Have we ever been so far removed from reality, forgetting the most fundamental and necessary truth for a rightly ordered life: We are created beings, having been pulled from non-being into existence by Love Itself, and this Love has revealed Himself to all mankind, calling us all to Himself?

Has humanity ever been so comfortable, so entertained, so well-fed?

So far removed from reality, we live in the world of Nietzsche’s madman: We have killed God and strive to be worthy of the deed, summoning angels of our own invention to satisfy our every craving and whim, building isolated kingdoms of self-love, attempting to order nature according to our own pleasure principle.

What Do We Do Now?

If Coronavirus is to be to our spiritual benefit, we must do more than pass legislation about supply chains, do more than rethink globalist presuppositions, do more than rally behind sloganeering of America’s Greatness.

We must also pray.

We must repent from the demons of individualism. Only in prayer will we know who we really are and Who our Maker truly is.

Sophrony describes what awaits us if we do: “Emerging from the prison cell of selfish individualism into the wide expanse of life in the image of Christ, we perceive the nature of the personalism of the Gospel.” He contrasts “individualism” — the life of one who “refuses Christ’s call to open our hearts to total, universal love” — with “persona” — the life lived in God’s universal love, understood through “prolonged and far from easy ascetic effort,” where we inhabit the fullness of our humanity.

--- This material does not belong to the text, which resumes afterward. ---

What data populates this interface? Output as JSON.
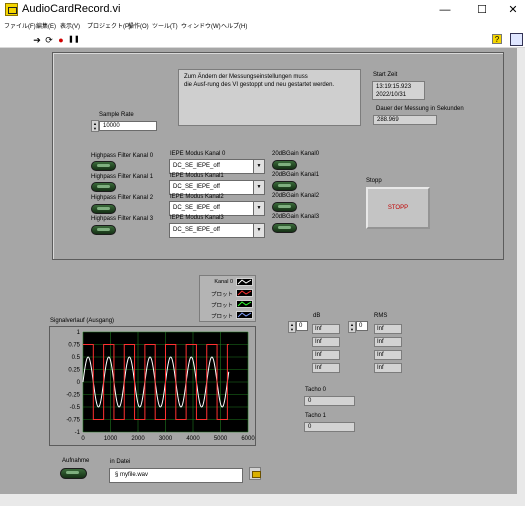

Perhaps it is no coincidence that this virus and its fears consume our world during the Lenten season, where millions of Christians are fasting in eager anticipation of the Easter celebration, the world’s only hope. In fasting and prayer we strive to see what it is that Christ has overcome: humanity’s sin, weakness, and inevitable death.

The “return to normal” will be a curse.

“To behold one’s pitiful reality is a heavenly gift,” writes Sophrony. But how often we deny this gift, refusing to see ourselves as we are and thus refusing to see the Love of our Creator.

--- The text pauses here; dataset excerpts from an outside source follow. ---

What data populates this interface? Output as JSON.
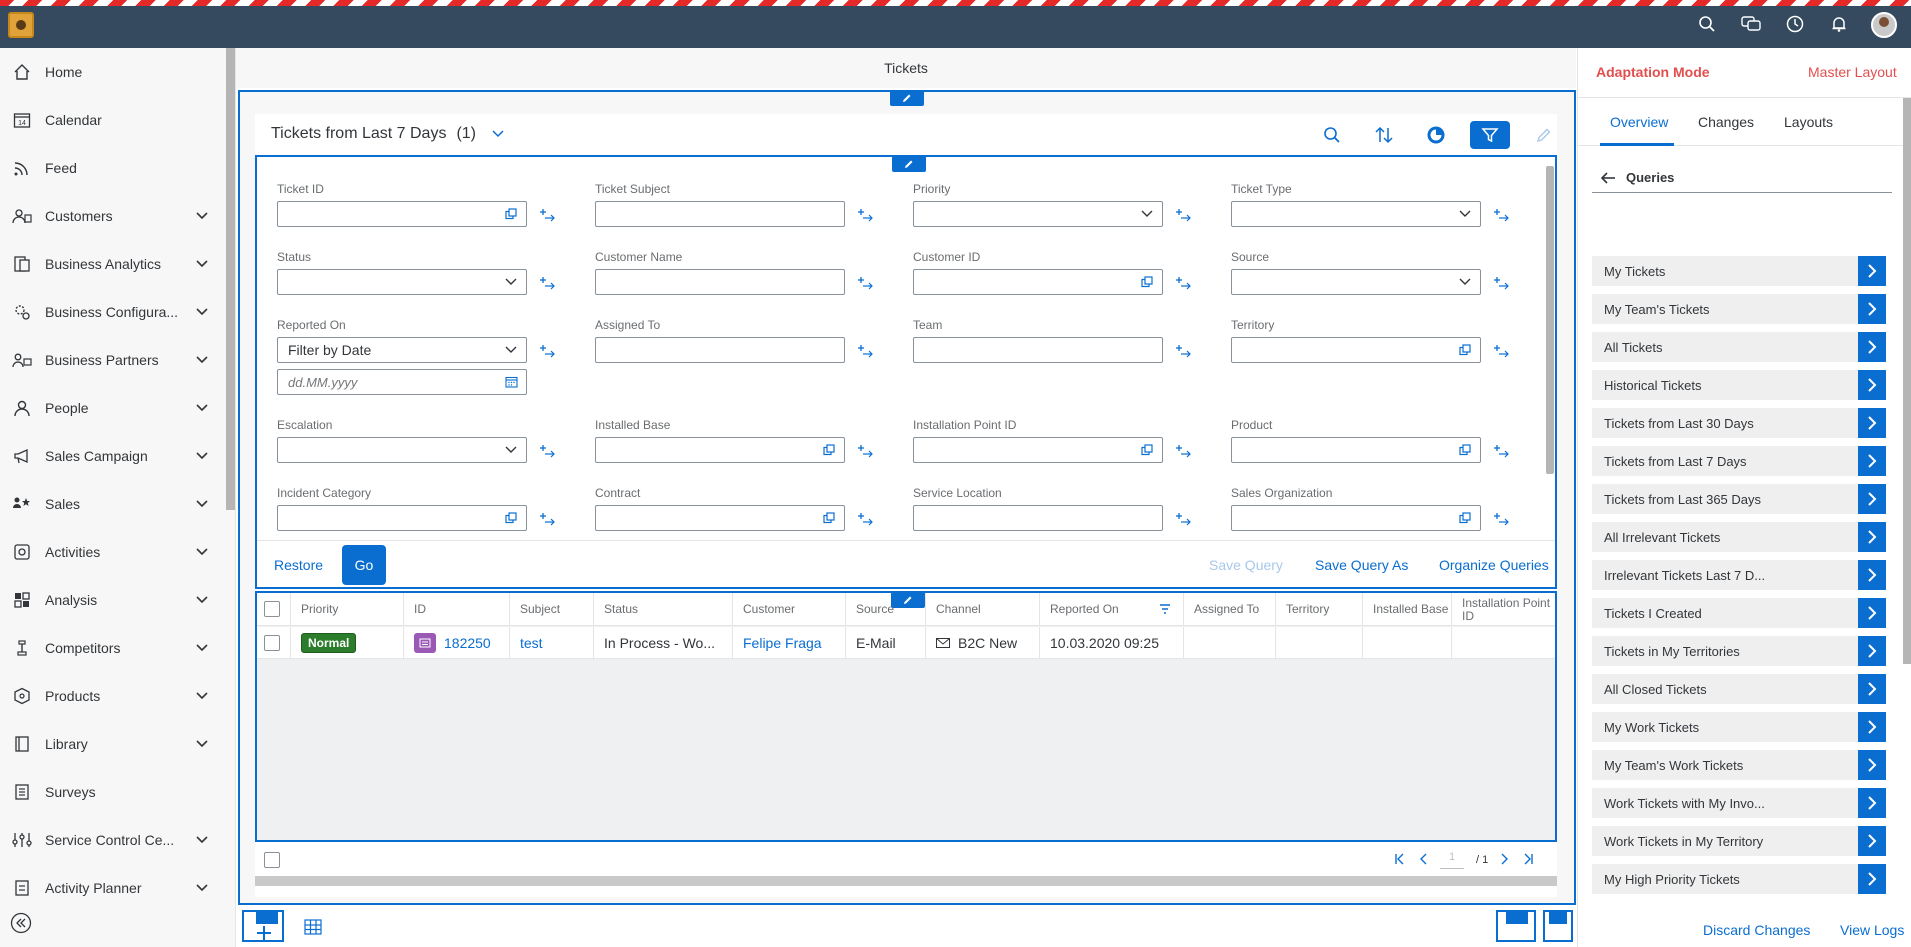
{
  "header": {
    "icons": [
      "search-icon",
      "chat-icon",
      "clock-icon",
      "bell-icon"
    ]
  },
  "sidebar": {
    "items": [
      {
        "label": "Home",
        "icon": "home-icon",
        "expandable": false
      },
      {
        "label": "Calendar",
        "icon": "calendar-icon",
        "expandable": false
      },
      {
        "label": "Feed",
        "icon": "feed-icon",
        "expandable": false
      },
      {
        "label": "Customers",
        "icon": "customers-icon",
        "expandable": true
      },
      {
        "label": "Business Analytics",
        "icon": "analytics-icon",
        "expandable": true
      },
      {
        "label": "Business Configura...",
        "icon": "configuration-icon",
        "expandable": true
      },
      {
        "label": "Business Partners",
        "icon": "partners-icon",
        "expandable": true
      },
      {
        "label": "People",
        "icon": "person-icon",
        "expandable": true
      },
      {
        "label": "Sales Campaign",
        "icon": "megaphone-icon",
        "expandable": true
      },
      {
        "label": "Sales",
        "icon": "sales-icon",
        "expandable": true
      },
      {
        "label": "Activities",
        "icon": "activities-icon",
        "expandable": true
      },
      {
        "label": "Analysis",
        "icon": "analysis-icon",
        "expandable": true
      },
      {
        "label": "Competitors",
        "icon": "competitors-icon",
        "expandable": true
      },
      {
        "label": "Products",
        "icon": "product-icon",
        "expandable": true
      },
      {
        "label": "Library",
        "icon": "library-icon",
        "expandable": true
      },
      {
        "label": "Surveys",
        "icon": "survey-icon",
        "expandable": false
      },
      {
        "label": "Service Control Ce...",
        "icon": "service-control-icon",
        "expandable": true
      },
      {
        "label": "Activity Planner",
        "icon": "planner-icon",
        "expandable": true
      }
    ],
    "calendar_day": "14"
  },
  "page": {
    "title": "Tickets"
  },
  "list": {
    "title": "Tickets from Last 7 Days",
    "count": "(1)"
  },
  "filters": {
    "ticket_id": {
      "label": "Ticket ID",
      "value": ""
    },
    "ticket_subject": {
      "label": "Ticket Subject",
      "value": ""
    },
    "priority": {
      "label": "Priority",
      "value": ""
    },
    "ticket_type": {
      "label": "Ticket Type",
      "value": ""
    },
    "status": {
      "label": "Status",
      "value": ""
    },
    "customer_name": {
      "label": "Customer Name",
      "value": ""
    },
    "customer_id": {
      "label": "Customer ID",
      "value": ""
    },
    "source": {
      "label": "Source",
      "value": ""
    },
    "reported_on": {
      "label": "Reported On",
      "value": "Filter by Date",
      "date_placeholder": "dd.MM.yyyy"
    },
    "assigned_to": {
      "label": "Assigned To",
      "value": ""
    },
    "team": {
      "label": "Team",
      "value": ""
    },
    "territory": {
      "label": "Territory",
      "value": ""
    },
    "escalation": {
      "label": "Escalation",
      "value": ""
    },
    "installed_base": {
      "label": "Installed Base",
      "value": ""
    },
    "installation_point_id": {
      "label": "Installation Point ID",
      "value": ""
    },
    "product": {
      "label": "Product",
      "value": ""
    },
    "incident_category": {
      "label": "Incident Category",
      "value": ""
    },
    "contract": {
      "label": "Contract",
      "value": ""
    },
    "service_location": {
      "label": "Service Location",
      "value": ""
    },
    "sales_organization": {
      "label": "Sales Organization",
      "value": ""
    }
  },
  "actions": {
    "restore": "Restore",
    "go": "Go",
    "save_query": "Save Query",
    "save_query_as": "Save Query As",
    "organize_queries": "Organize Queries"
  },
  "table": {
    "columns": [
      "Priority",
      "ID",
      "Subject",
      "Status",
      "Customer",
      "Source",
      "Channel",
      "Reported On",
      "Assigned To",
      "Territory",
      "Installed Base",
      "Installation Point ID"
    ],
    "rows": [
      {
        "priority": "Normal",
        "id": "182250",
        "subject": "test",
        "status": "In Process - Wo...",
        "customer": "Felipe Fraga",
        "source": "E-Mail",
        "channel": "B2C New",
        "reported_on": "10.03.2020 09:25",
        "assigned_to": "",
        "territory": "",
        "installed_base": "",
        "installation_point_id": ""
      }
    ],
    "priority_color": "#2b7d2b"
  },
  "pagination": {
    "current": "1",
    "total": "/ 1"
  },
  "right_panel": {
    "mode": "Adaptation Mode",
    "layout": "Master Layout",
    "tabs": [
      "Overview",
      "Changes",
      "Layouts"
    ],
    "active_tab": "Overview",
    "section_title": "Queries",
    "queries": [
      "My Tickets",
      "My Team's Tickets",
      "All Tickets",
      "Historical Tickets",
      "Tickets from Last 30 Days",
      "Tickets from Last 7 Days",
      "Tickets from Last 365 Days",
      "All Irrelevant Tickets",
      "Irrelevant Tickets Last 7 D...",
      "Tickets I Created",
      "Tickets in My Territories",
      "All Closed Tickets",
      "My Work Tickets",
      "My Team's Work Tickets",
      "Work Tickets with My Invo...",
      "Work Tickets in My Territory",
      "My High Priority Tickets"
    ],
    "discard_changes": "Discard Changes",
    "view_logs": "View Logs"
  },
  "colors": {
    "shell": "#354a5f",
    "accent": "#0a6ed1",
    "adaptation": "#e34e4e"
  }
}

How tempting it will be to see our future victory over this pandemic as further evidence that we are masters of our own fate. The “return to normal” will be a curse.

Eastern Orthodox icon of a bearded man with a halo holding a miniature building
Archimandrite Sophrony

Sophrony explains that “when the human persona stands before Him Who named Himself ‘I AM THAT I AM’ (Exos. 3.14), his spirit, his whole being not only glories but agonises over his own littleness, his ignorance, his wrong-doing. Suffering is his lot from the moment of his spiritual birth. Conscious that the process of transforming our whole earthly being is still far from complete, the spirit wearies.”

Let us hope that in the wake of the great virus, a great re-ordering occurs, not just economic, political, or cultural. After all, their forms depend on the souls of those who build them. Let our fear and mortality drive us deeper into prayer and repentance, and may we then pick up the shards of America in full awareness of our own fragile and weary spirit encountered in that glorious abyss.